Among straight people
in my social circle, the short ten years between Civil Partnership and same sex marriage revolutionised attitudes towards LGBTQ+ people
(even though trans* people cannot be said to have full marriage equality even now). A wedding is an occasion of collective joy,
usually involving many more people that just the brides and grooms. It is a really big deal to refuse a wedding
invitation, whether it is for your only son, an old college friend or
your great-niece twice removed – people notice, people know about
it, people wonder how anyone can be so pig-headed. It is a really big
deal to put a dampener on a wedding – not just for the couple but
for any member of a wedding party – by making foul jokes about it
or insisting it shouldn't be allowed. Even if you are so far removed
from things that it's just your colleague that's the
mother-of-a-bride, you are socially obliged to smile and coo at her
new hat, and afterwards look at the photos and agree that the couple
look incredibly beautiful and happy. Anything else is a potential
bridge-burner.
Marriage was not a
priority for all LGBTQ+ people – some folk object to the whole
institution - but it caused the ground to shift. Straight
people got to truly celebrate same-sex relationships, to take them
seriously (no more of this “Johnny's special friend” to mean
Johnny's spouse), to associate these relationships with the formation
of family and the consumption of cake, while homophobes increasingly looked
like killjoys and bigots. This did not happen overnight and it was
not magic – we've not nearly begun to see the end of homophobia, transphobia and the rest.
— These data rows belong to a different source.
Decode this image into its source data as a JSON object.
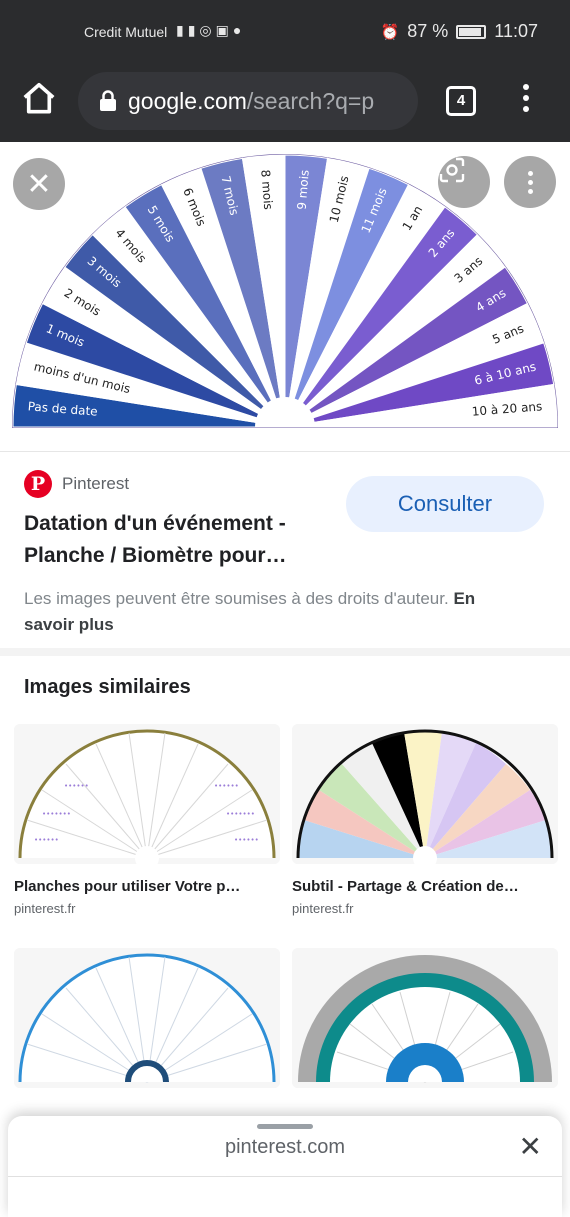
{
  "status_bar": {
    "carrier": "Credit Mutuel",
    "network": "4G",
    "battery": "87 %",
    "time": "11:07"
  },
  "browser": {
    "url_domain": "google.com",
    "url_path": "/search?q=p",
    "tab_count": "4"
  },
  "hero": {
    "wheel_labels": [
      "Pas de date",
      "moins d'un mois",
      "1 mois",
      "2 mois",
      "3 mois",
      "4 mois",
      "5 mois",
      "6 mois",
      "7 mois",
      "8 mois",
      "9 mois",
      "10 mois",
      "11 mois",
      "1 an",
      "2 ans",
      "3 ans",
      "4 ans",
      "5 ans",
      "6 à 10 ans",
      "10 à 20 ans"
    ],
    "wheel_colors": [
      "#1f4fa6",
      "#ffffff",
      "#2d4aa3",
      "#ffffff",
      "#3f5aa8",
      "#ffffff",
      "#5a6fbd",
      "#ffffff",
      "#6c7bc3",
      "#ffffff",
      "#7b86d4",
      "#ffffff",
      "#7d8fe0",
      "#ffffff",
      "#7a5dd0",
      "#ffffff",
      "#7455c2",
      "#ffffff",
      "#6f49c5",
      "#ffffff"
    ],
    "label_colors": [
      "#ffffff",
      "#222222",
      "#ffffff",
      "#222222",
      "#ffffff",
      "#222222",
      "#ffffff",
      "#222222",
      "#ffffff",
      "#222222",
      "#ffffff",
      "#222222",
      "#ffffff",
      "#222222",
      "#ffffff",
      "#222222",
      "#ffffff",
      "#222222",
      "#ffffff",
      "#222222"
    ]
  },
  "result": {
    "source": "Pinterest",
    "consult_label": "Consulter",
    "title": "Datation d'un événement - Planche / Biomètre pour…",
    "rights_text": "Les images peuvent être soumises à des droits d'auteur.",
    "learn_more": "En savoir plus"
  },
  "similar": {
    "heading": "Images similaires",
    "items": [
      {
        "caption": "Planches pour utiliser Votre p…",
        "domain": "pinterest.fr"
      },
      {
        "caption": "Subtil - Partage & Création de…",
        "domain": "pinterest.fr"
      },
      {
        "caption": "",
        "domain": ""
      },
      {
        "caption": "",
        "domain": ""
      }
    ]
  },
  "bottom_sheet": {
    "domain": "pinterest.com"
  }
}
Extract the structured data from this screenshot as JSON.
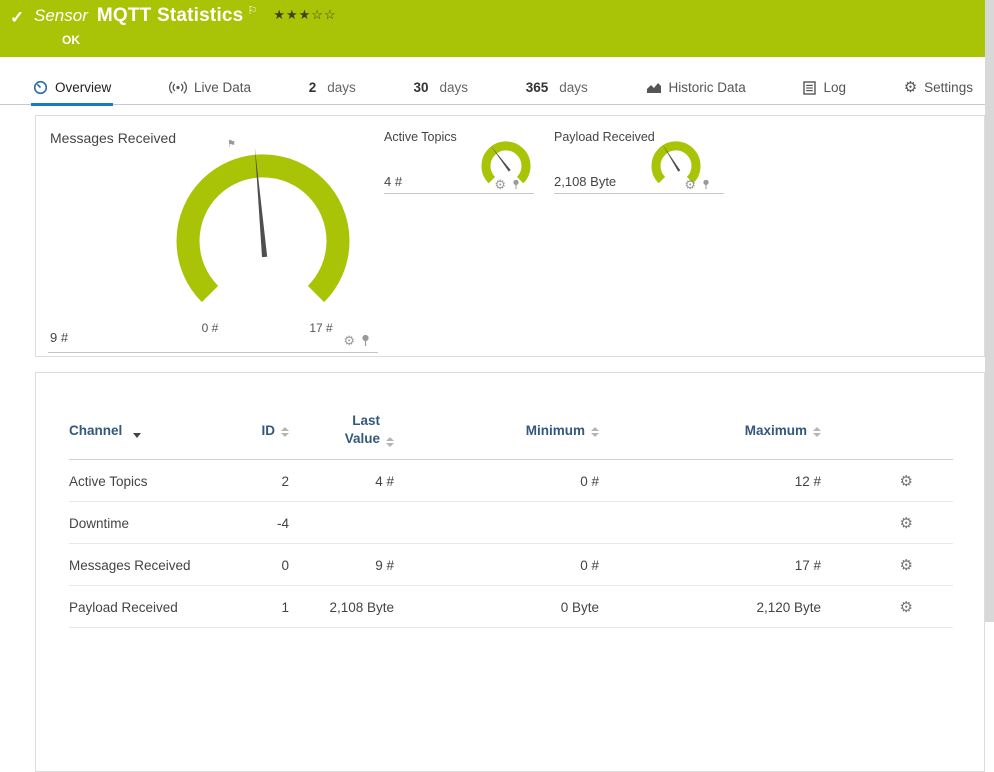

But I've had conversations with folk since 2014 which would have been
inconceivable in 2004 and vice versa, because queer people started getting married.
This happened not
merely because people's minds were changed by reasonable argument
(although that's part of this), but because of both positive
and negative social pressure; it's nice to be participate in other people's good news, fewer people were going to laugh at
those jokes or nod sagely at those bigoted remarks and more
people were prepared to object. All this can work, not just to silence increasingly unpopular views, but to change people's minds, to knock the wind out of the sails of their prejudice and bring them around.
People will hold onto prejudice when it gives them power. Remove that power, all of it, and folks do let go.
People will hold onto prejudice when it gives them power. Remove that power, all of it, and folks do let go.